Valtman continued, “Arnica accelerates risk remediation by delivering real-time, blameless feedback directly to developers before code reaches production. By identifying the right person to fix each issue and integrating seamlessly into workflows like Slack and Teams, 78% of flagged issues are resolved without AppSec involvement, and 92% never make it to production.”
But Arnica goes further. Its new set of features, designed specifically for these champions, includes real-time risk dismissal workflows through ChatOps, dynamic ticket routing based on product ownership, and granular access controls that ensure developers see only the risks relevant to their role.
The result is a system that encourages accountability without overwhelming anyone. Champions can weigh in on waivers or remediation efforts quickly, without navigating bloated dashboards or chasing status updates.
Perhaps most importantly, the platform turns security engagement into professional capital. Champions become visible across the organisation, not as bottlenecks, but as leaders. That visibility translates into career growth, a critical incentive that keeps the programme thriving.
Valtman further stated, “Security champions aren’t just a checkbox, they’re the catalysts for secure development at scale. At Arnica, we’ve redefined what it means to be a security champion by automating their identification based on real developer behavior and embedding them into the development workflow. This turns security into a team sport; seamless, scalable and driven by the people already advocating for safer code.”
Of course, Arnica isn’t the only player addressing MTTR through innovation. GitHub’s Copilot Autofix feature, Apiiro’s risk graphing tools, and Armis’s ownership mapping across OT systems all reflect the broader industry momentum toward faster, smarter remediation. But Arnica’s Security Champion module may be the clearest example of how AppSec is evolving, not just as a function, but as a culture.
That cultural shift is what matters most. Because the real bottleneck in most organisations isn’t tooling or budget, it’s trust. Developers often view security as a blocker, not a partner. Security teams, in turn, see dev cycles moving too fast to keep up. Champions bridge that divide. And when empowered by data and supported by automation, they can do more than reduce MTTR, they can redefine the relationship between shipping fast and shipping safely.

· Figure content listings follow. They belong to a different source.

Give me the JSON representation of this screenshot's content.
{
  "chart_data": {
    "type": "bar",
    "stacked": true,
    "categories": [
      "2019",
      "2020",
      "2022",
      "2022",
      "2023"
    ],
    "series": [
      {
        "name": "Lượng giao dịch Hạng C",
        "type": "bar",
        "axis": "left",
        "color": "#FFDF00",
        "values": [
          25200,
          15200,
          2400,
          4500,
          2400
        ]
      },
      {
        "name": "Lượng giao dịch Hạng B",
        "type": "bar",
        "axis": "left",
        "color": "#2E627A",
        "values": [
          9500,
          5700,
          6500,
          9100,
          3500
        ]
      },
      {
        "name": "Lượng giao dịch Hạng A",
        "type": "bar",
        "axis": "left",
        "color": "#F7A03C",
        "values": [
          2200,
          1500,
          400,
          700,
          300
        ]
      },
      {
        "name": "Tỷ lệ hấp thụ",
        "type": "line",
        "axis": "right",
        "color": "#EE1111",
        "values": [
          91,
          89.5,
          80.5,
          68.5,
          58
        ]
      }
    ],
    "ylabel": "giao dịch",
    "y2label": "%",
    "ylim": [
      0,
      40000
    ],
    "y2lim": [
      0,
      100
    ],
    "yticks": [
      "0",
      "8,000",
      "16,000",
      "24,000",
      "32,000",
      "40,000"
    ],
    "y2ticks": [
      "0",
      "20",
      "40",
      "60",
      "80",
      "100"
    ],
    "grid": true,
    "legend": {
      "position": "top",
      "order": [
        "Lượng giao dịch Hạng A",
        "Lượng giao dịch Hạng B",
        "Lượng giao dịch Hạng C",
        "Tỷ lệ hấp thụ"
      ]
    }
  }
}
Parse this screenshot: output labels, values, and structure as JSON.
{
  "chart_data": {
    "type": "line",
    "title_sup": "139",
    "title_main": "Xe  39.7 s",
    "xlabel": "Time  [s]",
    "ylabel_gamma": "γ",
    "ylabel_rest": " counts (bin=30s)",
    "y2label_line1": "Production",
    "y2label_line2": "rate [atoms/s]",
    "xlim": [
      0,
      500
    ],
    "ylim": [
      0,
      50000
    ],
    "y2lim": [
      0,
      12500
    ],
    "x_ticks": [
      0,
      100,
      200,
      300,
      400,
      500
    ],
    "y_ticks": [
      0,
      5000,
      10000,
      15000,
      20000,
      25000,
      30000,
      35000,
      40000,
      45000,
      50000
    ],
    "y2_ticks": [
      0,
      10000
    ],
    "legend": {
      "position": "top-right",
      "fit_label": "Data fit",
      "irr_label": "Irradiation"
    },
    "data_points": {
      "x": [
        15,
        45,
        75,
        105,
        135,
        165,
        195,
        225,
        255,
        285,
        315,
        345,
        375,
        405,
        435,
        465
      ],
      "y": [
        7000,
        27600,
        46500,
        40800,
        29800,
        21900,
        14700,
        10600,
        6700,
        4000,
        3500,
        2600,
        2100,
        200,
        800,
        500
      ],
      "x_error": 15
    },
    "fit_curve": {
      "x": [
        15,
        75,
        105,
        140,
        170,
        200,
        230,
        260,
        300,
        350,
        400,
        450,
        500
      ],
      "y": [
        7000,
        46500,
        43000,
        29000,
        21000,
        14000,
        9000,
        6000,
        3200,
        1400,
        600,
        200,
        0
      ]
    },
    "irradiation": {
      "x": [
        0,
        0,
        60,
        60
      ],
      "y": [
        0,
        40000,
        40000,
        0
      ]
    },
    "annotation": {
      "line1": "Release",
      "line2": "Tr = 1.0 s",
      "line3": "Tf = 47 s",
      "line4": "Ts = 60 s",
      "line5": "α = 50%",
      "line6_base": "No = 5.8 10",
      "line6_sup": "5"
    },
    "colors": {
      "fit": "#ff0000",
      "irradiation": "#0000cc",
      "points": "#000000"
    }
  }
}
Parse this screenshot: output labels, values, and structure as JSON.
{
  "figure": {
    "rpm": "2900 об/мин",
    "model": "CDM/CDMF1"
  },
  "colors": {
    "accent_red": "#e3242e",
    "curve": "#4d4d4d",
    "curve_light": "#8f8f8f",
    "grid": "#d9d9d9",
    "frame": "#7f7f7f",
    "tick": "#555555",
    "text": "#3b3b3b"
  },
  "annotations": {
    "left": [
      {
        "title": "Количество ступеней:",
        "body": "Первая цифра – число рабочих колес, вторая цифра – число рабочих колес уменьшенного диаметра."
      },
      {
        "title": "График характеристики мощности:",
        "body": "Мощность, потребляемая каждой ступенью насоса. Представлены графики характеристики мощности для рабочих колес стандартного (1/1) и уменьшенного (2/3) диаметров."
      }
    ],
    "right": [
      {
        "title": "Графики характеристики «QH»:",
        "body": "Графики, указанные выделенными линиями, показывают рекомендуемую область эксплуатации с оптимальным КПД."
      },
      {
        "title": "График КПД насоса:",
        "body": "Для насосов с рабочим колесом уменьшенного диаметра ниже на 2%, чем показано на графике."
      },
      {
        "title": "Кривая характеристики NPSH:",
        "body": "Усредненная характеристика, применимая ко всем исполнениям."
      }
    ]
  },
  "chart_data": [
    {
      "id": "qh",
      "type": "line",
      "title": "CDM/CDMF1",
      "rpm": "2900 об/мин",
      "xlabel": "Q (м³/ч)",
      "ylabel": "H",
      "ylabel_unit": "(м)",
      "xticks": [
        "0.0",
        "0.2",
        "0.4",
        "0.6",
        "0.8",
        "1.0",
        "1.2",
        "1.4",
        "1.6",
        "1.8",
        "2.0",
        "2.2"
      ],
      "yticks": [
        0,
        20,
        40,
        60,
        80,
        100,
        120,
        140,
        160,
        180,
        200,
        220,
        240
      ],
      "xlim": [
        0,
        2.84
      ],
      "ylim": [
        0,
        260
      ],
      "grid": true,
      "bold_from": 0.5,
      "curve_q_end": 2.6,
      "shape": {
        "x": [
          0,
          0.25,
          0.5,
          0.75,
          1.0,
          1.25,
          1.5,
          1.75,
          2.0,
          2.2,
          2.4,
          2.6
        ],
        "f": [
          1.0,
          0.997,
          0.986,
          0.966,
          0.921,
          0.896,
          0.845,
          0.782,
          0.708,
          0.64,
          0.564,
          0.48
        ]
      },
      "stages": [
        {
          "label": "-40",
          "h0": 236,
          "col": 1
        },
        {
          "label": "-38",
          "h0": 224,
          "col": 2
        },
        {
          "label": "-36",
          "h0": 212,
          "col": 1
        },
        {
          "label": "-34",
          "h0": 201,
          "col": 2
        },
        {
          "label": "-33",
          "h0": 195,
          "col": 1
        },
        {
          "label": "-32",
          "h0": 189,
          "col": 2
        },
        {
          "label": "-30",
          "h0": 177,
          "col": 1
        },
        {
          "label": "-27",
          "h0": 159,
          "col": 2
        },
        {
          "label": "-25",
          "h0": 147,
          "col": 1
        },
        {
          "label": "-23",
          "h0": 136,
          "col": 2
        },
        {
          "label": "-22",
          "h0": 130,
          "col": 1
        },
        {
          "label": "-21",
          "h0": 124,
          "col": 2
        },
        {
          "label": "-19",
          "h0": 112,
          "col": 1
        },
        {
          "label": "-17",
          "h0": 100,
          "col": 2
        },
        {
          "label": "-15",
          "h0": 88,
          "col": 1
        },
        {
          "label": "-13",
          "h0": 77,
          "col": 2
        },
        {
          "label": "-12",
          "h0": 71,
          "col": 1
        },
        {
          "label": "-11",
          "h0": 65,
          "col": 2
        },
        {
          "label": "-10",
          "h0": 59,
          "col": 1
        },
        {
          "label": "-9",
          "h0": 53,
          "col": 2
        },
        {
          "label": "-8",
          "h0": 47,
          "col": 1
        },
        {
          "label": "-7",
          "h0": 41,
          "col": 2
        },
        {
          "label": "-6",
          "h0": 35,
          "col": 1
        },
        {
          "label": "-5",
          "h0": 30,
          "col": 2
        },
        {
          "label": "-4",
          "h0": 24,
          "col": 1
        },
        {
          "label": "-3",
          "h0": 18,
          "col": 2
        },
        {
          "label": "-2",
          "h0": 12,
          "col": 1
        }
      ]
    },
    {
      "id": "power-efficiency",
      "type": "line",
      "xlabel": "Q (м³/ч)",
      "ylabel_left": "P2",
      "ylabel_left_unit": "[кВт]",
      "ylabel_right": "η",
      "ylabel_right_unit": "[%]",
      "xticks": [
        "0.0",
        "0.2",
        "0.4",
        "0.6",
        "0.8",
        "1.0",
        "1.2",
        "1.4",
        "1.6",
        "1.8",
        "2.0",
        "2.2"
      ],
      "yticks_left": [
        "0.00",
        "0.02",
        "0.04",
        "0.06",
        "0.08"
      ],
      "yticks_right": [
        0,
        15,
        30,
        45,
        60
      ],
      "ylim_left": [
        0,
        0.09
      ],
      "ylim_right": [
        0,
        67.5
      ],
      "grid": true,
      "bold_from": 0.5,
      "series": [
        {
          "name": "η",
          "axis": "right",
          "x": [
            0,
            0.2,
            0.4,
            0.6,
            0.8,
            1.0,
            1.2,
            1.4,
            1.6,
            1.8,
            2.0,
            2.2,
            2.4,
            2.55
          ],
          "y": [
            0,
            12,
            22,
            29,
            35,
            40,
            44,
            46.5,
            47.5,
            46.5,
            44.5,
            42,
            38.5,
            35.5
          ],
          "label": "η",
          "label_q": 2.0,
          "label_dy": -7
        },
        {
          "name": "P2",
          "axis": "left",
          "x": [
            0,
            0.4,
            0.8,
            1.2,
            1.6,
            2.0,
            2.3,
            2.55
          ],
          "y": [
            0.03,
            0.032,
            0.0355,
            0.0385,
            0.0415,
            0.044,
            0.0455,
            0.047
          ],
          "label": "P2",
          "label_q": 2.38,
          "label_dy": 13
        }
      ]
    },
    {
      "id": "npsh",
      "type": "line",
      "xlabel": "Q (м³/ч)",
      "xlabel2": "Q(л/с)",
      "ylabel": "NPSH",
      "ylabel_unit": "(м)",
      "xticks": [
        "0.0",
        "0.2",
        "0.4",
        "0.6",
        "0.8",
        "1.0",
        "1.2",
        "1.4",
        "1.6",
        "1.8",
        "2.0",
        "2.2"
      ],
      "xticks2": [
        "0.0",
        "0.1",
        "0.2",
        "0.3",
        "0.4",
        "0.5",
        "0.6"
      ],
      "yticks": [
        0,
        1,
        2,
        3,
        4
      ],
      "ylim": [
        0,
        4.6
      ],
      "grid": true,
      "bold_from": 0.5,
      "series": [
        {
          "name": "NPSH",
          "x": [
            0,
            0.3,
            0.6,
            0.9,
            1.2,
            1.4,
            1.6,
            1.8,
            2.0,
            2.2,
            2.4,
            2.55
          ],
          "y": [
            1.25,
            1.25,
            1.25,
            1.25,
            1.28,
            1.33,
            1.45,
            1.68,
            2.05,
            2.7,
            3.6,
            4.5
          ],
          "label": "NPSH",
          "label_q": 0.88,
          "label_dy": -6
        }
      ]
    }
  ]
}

For AppSec professionals, the message is clear: ownership and engagement are no longer optional. They are the foundation of any effective security strategy. For executives, the implications are equally urgent. If your MTTR remains high, if ownership is unclear, or if your developers don’t know who your champions are—then you are not just behind on security, you are exposed.
Security will always be a race against time. But with the right combination of analytics, automation, and advocacy, that race becomes winnable. The companies closing the MTTR gap are not just deploying tools, they’re building cultures of accountability. And in 2025, that’s the only culture that matters.
Valtman finished with, “Security champions aren’t just a checkbox, they’re the catalysts for secure development at scale. At Arnica, we’ve redefined what it means to be a security champion by automating their identification based on real developer behavior and embedding them into the development workflow. This turns security into a team sport; seamless, scalable, and driven by the people already advocating for safer code.”